Generates a binary Morgan fingerprint for a molecule.

Parameters
  • mol – A molecule (i.e., either a SMILES or an RDKit molecule).

  • radius – Morgan fingerprint radius.

  • num_bits – Number of bits in Morgan fingerprint.

Returns

A 1D numpy array containing the binary Morgan fingerprint.

chemprop.features.features_generators.morgan_counts_features_generator(mol: Union[str, rdkit.Chem.rdchem.Mol], radius: int = 2, num_bits: int = 2048) numpy.ndarray[source]

Generates a counts-based Morgan fingerprint for a molecule.

Parameters
  • mol – A molecule (i.e., either a SMILES or an RDKit molecule).

  • radius – Morgan fingerprint radius.

  • num_bits – Number of bits in Morgan fingerprint.

Returns

A 1D numpy array containing the counts-based Morgan fingerprint.
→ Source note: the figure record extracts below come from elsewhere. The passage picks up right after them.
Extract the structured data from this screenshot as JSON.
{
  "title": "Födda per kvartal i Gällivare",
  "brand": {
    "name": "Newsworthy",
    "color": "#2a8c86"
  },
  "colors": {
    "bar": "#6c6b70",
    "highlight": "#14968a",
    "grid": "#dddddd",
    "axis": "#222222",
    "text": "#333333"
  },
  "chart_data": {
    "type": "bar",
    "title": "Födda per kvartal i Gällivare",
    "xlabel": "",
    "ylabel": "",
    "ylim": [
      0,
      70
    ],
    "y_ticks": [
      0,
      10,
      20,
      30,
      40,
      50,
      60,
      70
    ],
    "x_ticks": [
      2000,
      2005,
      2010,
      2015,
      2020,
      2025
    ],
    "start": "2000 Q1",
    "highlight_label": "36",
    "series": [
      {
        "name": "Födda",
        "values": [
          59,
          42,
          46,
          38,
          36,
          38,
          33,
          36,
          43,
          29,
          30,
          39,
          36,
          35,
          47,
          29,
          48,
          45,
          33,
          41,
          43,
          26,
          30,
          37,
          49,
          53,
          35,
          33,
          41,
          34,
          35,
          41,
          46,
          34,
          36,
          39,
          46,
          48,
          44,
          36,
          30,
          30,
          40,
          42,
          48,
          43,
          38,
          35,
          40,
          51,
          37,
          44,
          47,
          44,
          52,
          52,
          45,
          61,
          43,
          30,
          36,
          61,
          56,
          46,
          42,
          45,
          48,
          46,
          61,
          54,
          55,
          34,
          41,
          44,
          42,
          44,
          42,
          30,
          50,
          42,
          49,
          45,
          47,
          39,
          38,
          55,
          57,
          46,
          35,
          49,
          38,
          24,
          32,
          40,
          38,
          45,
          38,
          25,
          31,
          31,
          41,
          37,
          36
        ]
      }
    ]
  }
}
chemprop.features.features_generators.rdkit_2d_features_generator(mol: Union[str, rdkit.Chem.rdchem.Mol]) numpy.ndarray[source]
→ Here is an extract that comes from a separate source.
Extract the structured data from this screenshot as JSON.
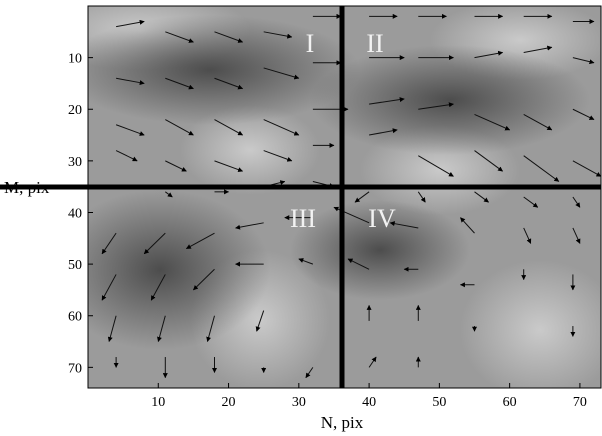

Generates RDKit 2D features for a molecule.

Parameters

mol – A molecule (i.e., either a SMILES or an RDKit molecule).

Returns

A 1D numpy array containing the RDKit 2D features.
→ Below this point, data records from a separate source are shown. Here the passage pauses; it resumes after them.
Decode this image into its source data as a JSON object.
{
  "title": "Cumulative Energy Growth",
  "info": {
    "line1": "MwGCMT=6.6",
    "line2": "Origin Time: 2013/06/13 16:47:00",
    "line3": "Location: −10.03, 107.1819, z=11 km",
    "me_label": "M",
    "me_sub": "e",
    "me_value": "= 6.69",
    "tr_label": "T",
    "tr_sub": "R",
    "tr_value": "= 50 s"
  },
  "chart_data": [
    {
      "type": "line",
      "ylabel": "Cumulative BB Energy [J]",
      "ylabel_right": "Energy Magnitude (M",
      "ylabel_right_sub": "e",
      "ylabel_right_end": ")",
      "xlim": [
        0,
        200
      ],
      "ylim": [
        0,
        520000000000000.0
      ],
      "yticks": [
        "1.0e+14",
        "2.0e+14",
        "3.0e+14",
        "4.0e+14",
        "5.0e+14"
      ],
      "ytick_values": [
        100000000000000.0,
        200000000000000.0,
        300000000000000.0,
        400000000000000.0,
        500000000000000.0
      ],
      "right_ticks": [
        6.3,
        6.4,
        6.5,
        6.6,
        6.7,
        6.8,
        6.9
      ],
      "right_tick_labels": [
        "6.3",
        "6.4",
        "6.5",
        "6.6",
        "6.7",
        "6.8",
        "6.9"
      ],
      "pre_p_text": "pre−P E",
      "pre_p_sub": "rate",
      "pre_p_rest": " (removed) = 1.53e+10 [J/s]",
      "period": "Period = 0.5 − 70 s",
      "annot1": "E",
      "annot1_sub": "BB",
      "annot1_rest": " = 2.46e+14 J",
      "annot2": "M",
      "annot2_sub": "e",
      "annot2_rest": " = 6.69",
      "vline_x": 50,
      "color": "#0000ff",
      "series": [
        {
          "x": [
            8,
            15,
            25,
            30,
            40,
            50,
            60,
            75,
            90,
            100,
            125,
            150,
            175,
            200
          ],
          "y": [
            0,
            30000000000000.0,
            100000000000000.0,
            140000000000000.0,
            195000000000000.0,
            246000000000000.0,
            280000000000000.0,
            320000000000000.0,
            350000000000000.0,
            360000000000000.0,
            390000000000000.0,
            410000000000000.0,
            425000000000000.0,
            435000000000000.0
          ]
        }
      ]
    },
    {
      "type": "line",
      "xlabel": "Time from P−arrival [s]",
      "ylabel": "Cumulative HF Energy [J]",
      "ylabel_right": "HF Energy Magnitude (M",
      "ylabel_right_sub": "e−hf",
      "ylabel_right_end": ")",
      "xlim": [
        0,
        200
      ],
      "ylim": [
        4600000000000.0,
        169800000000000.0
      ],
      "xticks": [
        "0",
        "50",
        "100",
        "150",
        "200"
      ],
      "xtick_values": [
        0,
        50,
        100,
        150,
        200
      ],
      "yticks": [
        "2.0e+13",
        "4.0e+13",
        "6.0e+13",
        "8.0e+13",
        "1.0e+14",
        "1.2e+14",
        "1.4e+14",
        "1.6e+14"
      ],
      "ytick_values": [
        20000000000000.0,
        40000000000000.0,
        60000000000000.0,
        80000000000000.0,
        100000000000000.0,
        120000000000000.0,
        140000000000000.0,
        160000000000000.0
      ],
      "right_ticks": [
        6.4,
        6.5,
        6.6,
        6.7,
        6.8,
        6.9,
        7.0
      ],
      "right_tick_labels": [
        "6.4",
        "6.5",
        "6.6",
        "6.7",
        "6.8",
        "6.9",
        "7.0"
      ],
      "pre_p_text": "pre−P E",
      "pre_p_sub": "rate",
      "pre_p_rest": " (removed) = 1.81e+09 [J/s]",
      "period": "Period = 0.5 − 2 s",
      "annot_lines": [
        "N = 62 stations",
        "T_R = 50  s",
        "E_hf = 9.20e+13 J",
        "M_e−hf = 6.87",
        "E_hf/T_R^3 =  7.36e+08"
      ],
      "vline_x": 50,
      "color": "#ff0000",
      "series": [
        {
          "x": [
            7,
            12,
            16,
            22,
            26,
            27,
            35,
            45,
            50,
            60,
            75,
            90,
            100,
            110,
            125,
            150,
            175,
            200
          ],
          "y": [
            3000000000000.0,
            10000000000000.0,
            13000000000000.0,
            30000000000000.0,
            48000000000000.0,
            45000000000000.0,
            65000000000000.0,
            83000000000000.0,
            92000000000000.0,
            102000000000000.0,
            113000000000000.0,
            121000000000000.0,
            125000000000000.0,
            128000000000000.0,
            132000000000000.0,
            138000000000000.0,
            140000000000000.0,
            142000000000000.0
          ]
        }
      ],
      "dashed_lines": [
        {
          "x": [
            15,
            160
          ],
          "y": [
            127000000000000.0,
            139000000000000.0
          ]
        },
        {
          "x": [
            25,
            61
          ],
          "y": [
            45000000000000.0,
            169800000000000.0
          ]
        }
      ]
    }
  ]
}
chemprop.features.features_generators.rdkit_2d_normalized_features_generator(mol: Union[str, rdkit.Chem.rdchem.Mol]) numpy.ndarray[source]

Generates RDKit 2D normalized features for a molecule.

Parameters

mol – A molecule (i.e., either a SMILES or an RDKit molecule).

Returns

A 1D numpy array containing the RDKit 2D normalized features.

chemprop.features.features_generators.register_features_generator(features_generator_name: str) Callable[[Callable[[Union[str, rdkit.Chem.rdchem.Mol]], numpy.ndarray]], Callable[[Union[str, rdkit.Chem.rdchem.Mol]], numpy.ndarray]][source]

Creates a decorator which registers a features generator in a global dictionary to enable access by name.

Parameters

features_generator_name – The name to use to access the features generator.

Returns

A decorator which will add a features generator to the registry using the specified name.

Utils

Classes and functions from chemprop.features.utils.py.

chemprop.features.utils.load_features(path: str) numpy.ndarray[source]

Loads features saved in a variety of formats.

Supported formats:

  • .npz compressed (assumes features are saved with name “features”)

  • .npy

  • .csv / .txt (assumes comma-separated features with a header and with one line per molecule)

  • .pkl / .pckl / .pickle containing a sparse numpy array

Note

All formats assume that the SMILES loaded elsewhere in the code are in the same order as the features loaded here.

Parameters

path – Path to a file containing features.

Returns

A 2D numpy array of size (num_molecules, features_size) containing the features.

chemprop.features.utils.load_valid_atom_or_bond_features(path: str, smiles: List[str]) List[numpy.ndarray][source]

Loads features saved in a variety of formats.

Supported formats:

  • .npz descriptors are saved as 2D array for each molecule in the order of that in the data.csv

  • .pkl / .pckl / .pickle containing a pandas dataframe with smiles as index and numpy array of descriptors as columns

  • :code:’.sdf’ containing all mol blocks with descriptors as entries

Parameters

path – Path to file containing atomwise features.

Returns

A list of 2D array.

chemprop.features.utils.save_features(path: str, features: List[numpy.ndarray]) None[source]

Saves features to a compressed .npz file with array name “features”.

Parameters
  • path – Path to a .npz file where the features will be saved.

  • features – A list of 1D numpy arrays containing the features for molecules.